II. Die Aufhebung und Zurückverweisung des Rechtsstreits an das Sozialgericht ist auch sachgerecht, denn der erkennende Senat konnte selbst unter Berücksichtigung der zwischenzeitlich vorliegenden weiteren Erkenntnisse in der Sache nicht selbst entscheiden. Zwar steht mittlerweile fest, dass der Kläger die erforderliche Vorversicherungszeit von 60 Monaten sowohl aufgrund seiner verfolgungsbedingten Ersatzzeiten als auch aufgrund der nach dem deutsch-israelischen Sozialversicherungsabkommen gleichgestellten israelischen Versicherungszeiten erfüllt. Es unterliegt auch keinem Zweifel, dass es in Stryj ein geschlossenes Ghetto im Sinne des § 1 ZRBG gegeben hat. Dies hat der erkennende Senat durch das Gutachten des historischen Sachverständigen Prof. Dr. H. im beigezogenen Parallelverfahren L 8 R 299/06 ermittelt, wobei das vorgenannten Gutachten hier im Wege des Urkundsbeweises verwertet werden kann. Ebenso wenig ist angesichts der vom Kläger schon im Entschädigungsverfahren beigebrachten glaubhaften Zeugenaussagen zweifelhaft, dass er sich im streitbefangenen Zeitraum zwangsweise im Ghetto Stryj aufgehalten hat.

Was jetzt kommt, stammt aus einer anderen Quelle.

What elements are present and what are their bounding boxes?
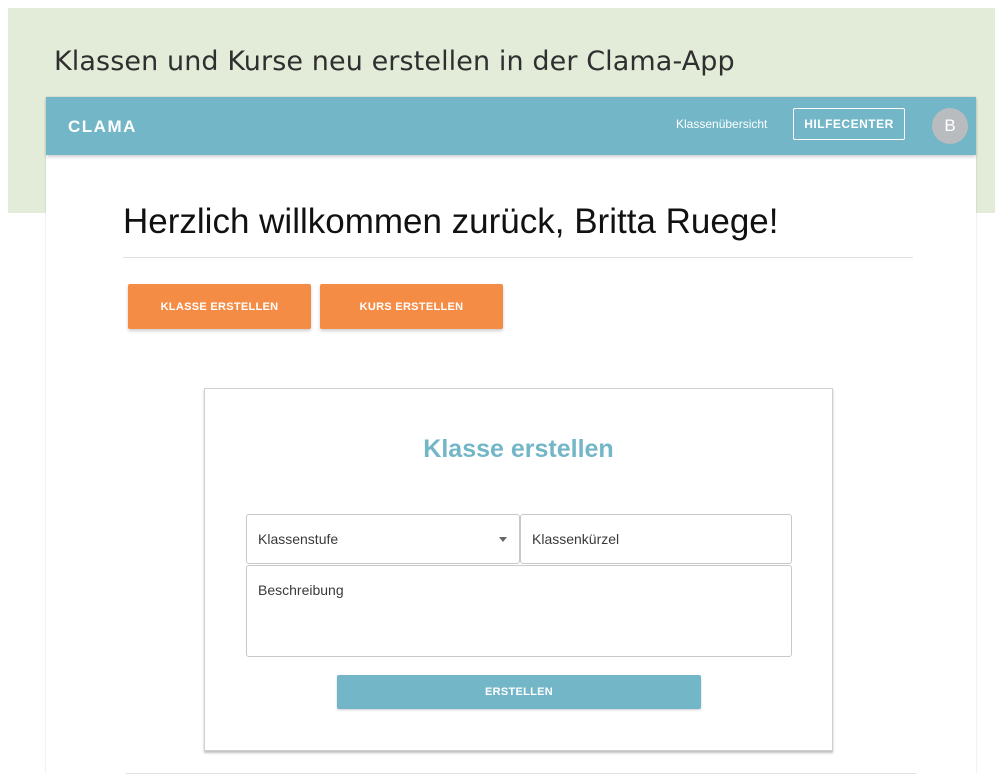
- nav-link-class-overview[interactable]: Klassenübersicht: [676, 117, 767, 131]
- grade-select-label: Klassenstufe: [258, 531, 339, 547]
- welcome-heading: Herzlich willkommen zurück, Britta Ruege…: [123, 202, 779, 241]
- app-window: CLAMA Klassenübersicht HILFECENTER B Her…: [46, 97, 976, 774]
- create-class-button[interactable]: KLASSE ERSTELLEN: [128, 284, 311, 329]
- chevron-down-icon: [499, 537, 507, 542]
- divider: [123, 257, 913, 258]
- class-code-label: Klassenkürzel: [532, 531, 620, 547]
- grade-select[interactable]: Klassenstufe: [246, 514, 520, 564]
- help-center-button[interactable]: HILFECENTER: [793, 108, 905, 140]
- create-course-button[interactable]: KURS ERSTELLEN: [320, 284, 503, 329]
- description-field[interactable]: Beschreibung: [246, 565, 792, 657]
- user-avatar[interactable]: B: [932, 108, 968, 144]
- class-code-field[interactable]: Klassenkürzel: [520, 514, 792, 564]
- description-label: Beschreibung: [258, 582, 344, 598]
- top-navbar: CLAMA Klassenübersicht HILFECENTER B: [46, 97, 976, 155]
- submit-button[interactable]: ERSTELLEN: [337, 675, 701, 709]
- banner-title: Klassen und Kurse neu erstellen in der C…: [54, 46, 735, 77]
- form-title: Klasse erstellen: [423, 435, 614, 463]
- create-class-form: Klasse erstellen Klassenstufe Klassenkür…: [204, 388, 833, 751]
- brand-logo[interactable]: CLAMA: [68, 117, 137, 137]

Auch seine Beschäftigung in der Glaserei ist angesichts der vom Kläger schon früh vorgetragenen außerordentlich detaillierten Schilderung sowie des vielfach belegten Umstands, dass sein Vater dort als Buchhalter arbeitete und ihm so tatsächlich die Beschäftigung in der Glaserei vermitteln konnte, zumindest überwiegend wahrscheinlich im Sinne einer guten Möglichkeit. Dem steht auch nicht der Einwand der Beklagten entgegen, dass der Kläger diese Tätigkeit im BEG-Verfahren nicht erwähnte. Denn auf die "freiwilligen" Beschäftigungen in einem Ghetto kam es nach den Bestimmungen des BEG gar nicht an. Es bestand daher kein Anlass, Antworten auf sich nicht stellende Fragen vorzutragen. Auch hat der Kläger im BEG-Verfahren durchgehend und konsistent stets ausdrücklich von Zwangsarbeiten und Misshandlungen erst ab seiner Zeit im ZAL Stryj, d.h. ab Oktober 1942 bzw. in seinem Alter ab 13 Jahren gesprochen, was genau in spiegelbildlicher Übereinstimmung zu der hier streitgegenständlichen Zeit davor von August bis Oktober 1942 im Ghetto Stryj steht. Die (auch historisch vielfach belegte) Zäsur von Ghetto zu ZAL haben im Übrigen auch damals schon alle vom Kläger benannten Zeitzeugen klar bestätigt. Dass es für das ZRBG keine Altergrenze wegen "Kinderarbeit" gibt, hat der erkennende Senat bereits entschieden (so z. B. im oben genannten Urteil vom 12.12.2007 - L 8 R 187/07 -). Diese Senatsrechtsprechung beruht ihrerseits auf der übereinstimmenden Judikatur des BSG (Urteil des 13. Senats vom 14.07.1999 - B 13 RJ 61/98 R und Urteil des 4. Senats vom 14.12.2006 - B 4 R 29/06 R -)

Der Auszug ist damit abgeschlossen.